A Sentence That Shouldn’t Make Sense

Get a load of this story from the Dr. Saturday college football blog: Arkansas State removes cross decals from helmets after complaint:

Arkansas State has removed decals of crosses from the back of its football helmets after a complaint.

The sticker was honoring DL Markel Owens and equipment manager Barry Weyer Jr. Owens and stepfather Johnny Shivers were shot in an attempted robbery in January. Weyer was killed in a car accident with three others in June. The initials of Owens and Weyer were on each side of the sticker.

Since Arkansas State is a public university, you can see how this was a problem. [Emphasis angrily mine – j] On Wednesday, Arkansas State athletic director Terry Mohajir released a statement that said the school would be removing the crosses from the helmets after it received a complaint from an attorney.

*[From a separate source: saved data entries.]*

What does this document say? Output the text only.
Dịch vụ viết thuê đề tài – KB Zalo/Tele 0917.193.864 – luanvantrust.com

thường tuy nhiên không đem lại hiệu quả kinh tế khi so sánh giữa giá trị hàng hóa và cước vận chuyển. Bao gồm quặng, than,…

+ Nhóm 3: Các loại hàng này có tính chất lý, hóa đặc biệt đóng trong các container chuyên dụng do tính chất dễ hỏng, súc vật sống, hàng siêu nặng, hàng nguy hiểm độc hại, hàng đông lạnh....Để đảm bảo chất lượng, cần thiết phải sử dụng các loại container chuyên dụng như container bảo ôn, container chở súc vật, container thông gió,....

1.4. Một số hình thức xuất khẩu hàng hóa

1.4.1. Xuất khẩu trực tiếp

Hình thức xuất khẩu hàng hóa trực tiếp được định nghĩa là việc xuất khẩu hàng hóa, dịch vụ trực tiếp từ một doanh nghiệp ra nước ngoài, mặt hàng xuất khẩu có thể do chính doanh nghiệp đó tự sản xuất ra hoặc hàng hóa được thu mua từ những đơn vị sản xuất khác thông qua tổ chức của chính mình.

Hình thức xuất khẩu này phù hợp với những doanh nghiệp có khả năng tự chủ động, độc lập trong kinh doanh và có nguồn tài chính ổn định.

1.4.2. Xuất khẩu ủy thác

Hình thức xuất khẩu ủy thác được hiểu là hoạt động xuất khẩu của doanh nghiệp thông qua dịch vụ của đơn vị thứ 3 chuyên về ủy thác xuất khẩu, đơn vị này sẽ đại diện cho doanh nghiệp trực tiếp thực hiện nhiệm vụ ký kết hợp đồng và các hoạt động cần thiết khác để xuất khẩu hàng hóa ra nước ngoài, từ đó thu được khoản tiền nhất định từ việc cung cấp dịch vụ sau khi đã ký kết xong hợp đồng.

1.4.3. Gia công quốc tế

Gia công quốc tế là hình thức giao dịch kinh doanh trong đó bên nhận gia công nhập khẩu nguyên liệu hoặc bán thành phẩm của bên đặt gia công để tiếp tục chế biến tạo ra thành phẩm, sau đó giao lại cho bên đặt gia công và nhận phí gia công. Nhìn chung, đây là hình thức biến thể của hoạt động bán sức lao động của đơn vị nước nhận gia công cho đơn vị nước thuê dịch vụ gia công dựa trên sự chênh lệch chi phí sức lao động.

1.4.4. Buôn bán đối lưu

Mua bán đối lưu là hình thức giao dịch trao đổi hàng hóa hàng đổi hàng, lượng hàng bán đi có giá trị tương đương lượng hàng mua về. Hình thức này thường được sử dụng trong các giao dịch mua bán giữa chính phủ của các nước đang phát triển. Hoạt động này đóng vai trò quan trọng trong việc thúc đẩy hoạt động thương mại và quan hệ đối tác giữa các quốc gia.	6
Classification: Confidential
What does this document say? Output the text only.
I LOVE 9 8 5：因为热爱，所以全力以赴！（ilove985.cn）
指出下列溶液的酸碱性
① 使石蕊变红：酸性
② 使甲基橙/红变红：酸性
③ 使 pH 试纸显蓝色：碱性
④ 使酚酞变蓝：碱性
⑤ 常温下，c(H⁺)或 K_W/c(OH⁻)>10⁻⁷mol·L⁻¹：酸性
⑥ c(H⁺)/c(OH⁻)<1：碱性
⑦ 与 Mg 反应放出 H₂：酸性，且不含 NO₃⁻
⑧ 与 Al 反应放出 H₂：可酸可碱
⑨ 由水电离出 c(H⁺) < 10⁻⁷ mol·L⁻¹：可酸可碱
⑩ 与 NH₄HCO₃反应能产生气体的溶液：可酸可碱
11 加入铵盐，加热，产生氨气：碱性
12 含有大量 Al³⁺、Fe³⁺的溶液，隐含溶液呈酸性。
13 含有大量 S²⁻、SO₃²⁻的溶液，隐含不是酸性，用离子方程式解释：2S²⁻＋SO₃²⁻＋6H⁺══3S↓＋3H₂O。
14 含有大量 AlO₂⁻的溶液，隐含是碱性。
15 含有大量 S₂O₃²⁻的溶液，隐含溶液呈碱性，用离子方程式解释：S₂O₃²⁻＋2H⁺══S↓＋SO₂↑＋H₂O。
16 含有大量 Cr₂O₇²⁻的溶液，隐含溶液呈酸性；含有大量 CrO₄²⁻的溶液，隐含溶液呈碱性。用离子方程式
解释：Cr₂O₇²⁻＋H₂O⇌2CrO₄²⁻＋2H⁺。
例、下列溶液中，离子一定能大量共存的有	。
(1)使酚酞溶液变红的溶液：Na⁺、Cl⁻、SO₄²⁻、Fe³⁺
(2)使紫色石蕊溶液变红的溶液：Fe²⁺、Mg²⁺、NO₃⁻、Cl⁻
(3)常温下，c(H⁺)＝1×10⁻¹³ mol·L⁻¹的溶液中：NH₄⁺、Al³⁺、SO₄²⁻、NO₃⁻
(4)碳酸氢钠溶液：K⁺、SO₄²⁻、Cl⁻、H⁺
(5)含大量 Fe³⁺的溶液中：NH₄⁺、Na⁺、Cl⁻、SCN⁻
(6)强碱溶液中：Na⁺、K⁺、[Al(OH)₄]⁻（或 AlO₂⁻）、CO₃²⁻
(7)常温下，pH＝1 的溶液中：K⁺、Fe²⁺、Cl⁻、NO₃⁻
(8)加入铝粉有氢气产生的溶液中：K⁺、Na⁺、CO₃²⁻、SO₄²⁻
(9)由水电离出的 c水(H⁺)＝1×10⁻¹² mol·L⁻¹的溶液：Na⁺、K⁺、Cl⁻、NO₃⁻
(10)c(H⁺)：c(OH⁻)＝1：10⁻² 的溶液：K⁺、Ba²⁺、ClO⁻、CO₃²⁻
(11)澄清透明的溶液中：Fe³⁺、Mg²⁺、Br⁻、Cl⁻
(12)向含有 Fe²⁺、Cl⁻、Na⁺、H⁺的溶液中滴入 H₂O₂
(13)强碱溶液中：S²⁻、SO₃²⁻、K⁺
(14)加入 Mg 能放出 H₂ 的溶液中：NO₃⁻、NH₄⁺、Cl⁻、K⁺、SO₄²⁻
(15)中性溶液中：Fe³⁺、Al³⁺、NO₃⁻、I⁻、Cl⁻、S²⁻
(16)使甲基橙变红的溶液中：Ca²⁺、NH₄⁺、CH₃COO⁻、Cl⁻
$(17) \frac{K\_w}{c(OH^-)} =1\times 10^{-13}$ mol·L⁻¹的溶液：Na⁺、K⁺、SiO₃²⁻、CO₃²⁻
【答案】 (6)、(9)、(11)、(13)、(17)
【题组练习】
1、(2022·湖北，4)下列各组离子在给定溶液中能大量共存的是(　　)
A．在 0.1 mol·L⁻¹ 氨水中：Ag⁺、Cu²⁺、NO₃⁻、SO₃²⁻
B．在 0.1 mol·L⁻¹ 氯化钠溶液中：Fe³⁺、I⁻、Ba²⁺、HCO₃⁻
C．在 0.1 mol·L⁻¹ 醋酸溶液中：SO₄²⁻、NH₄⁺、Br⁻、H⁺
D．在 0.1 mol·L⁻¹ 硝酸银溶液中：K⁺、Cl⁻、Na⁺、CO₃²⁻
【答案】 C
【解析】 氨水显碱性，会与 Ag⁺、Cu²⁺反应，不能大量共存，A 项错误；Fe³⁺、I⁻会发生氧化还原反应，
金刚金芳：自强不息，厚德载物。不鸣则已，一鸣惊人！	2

“… you can see how this was a problem.” Of course. Of course you can.

Let’s go back in time, say, thirty years. Not that long ago. If you walked up to a random American and read this story, concluding with the sentence, “Since Arkansas State is a public university, you can see how this was a problem,” I can’t help but think that the response would be, “Uh, no, I don’t see how it was a problem. Can you explain it to me?”

But now that sentence makes perfect sense. We all understand how it’s a problem, and we all understand how the university had to cave in the face of an angry lawyer letter, because we’re all more aware of what the First Amendment says: “No one should ever have to see or hear anything that has to do with Jesus anywhere, for any reason, ever, ever, ever.”

Thank goodness we’re all so much smarter now.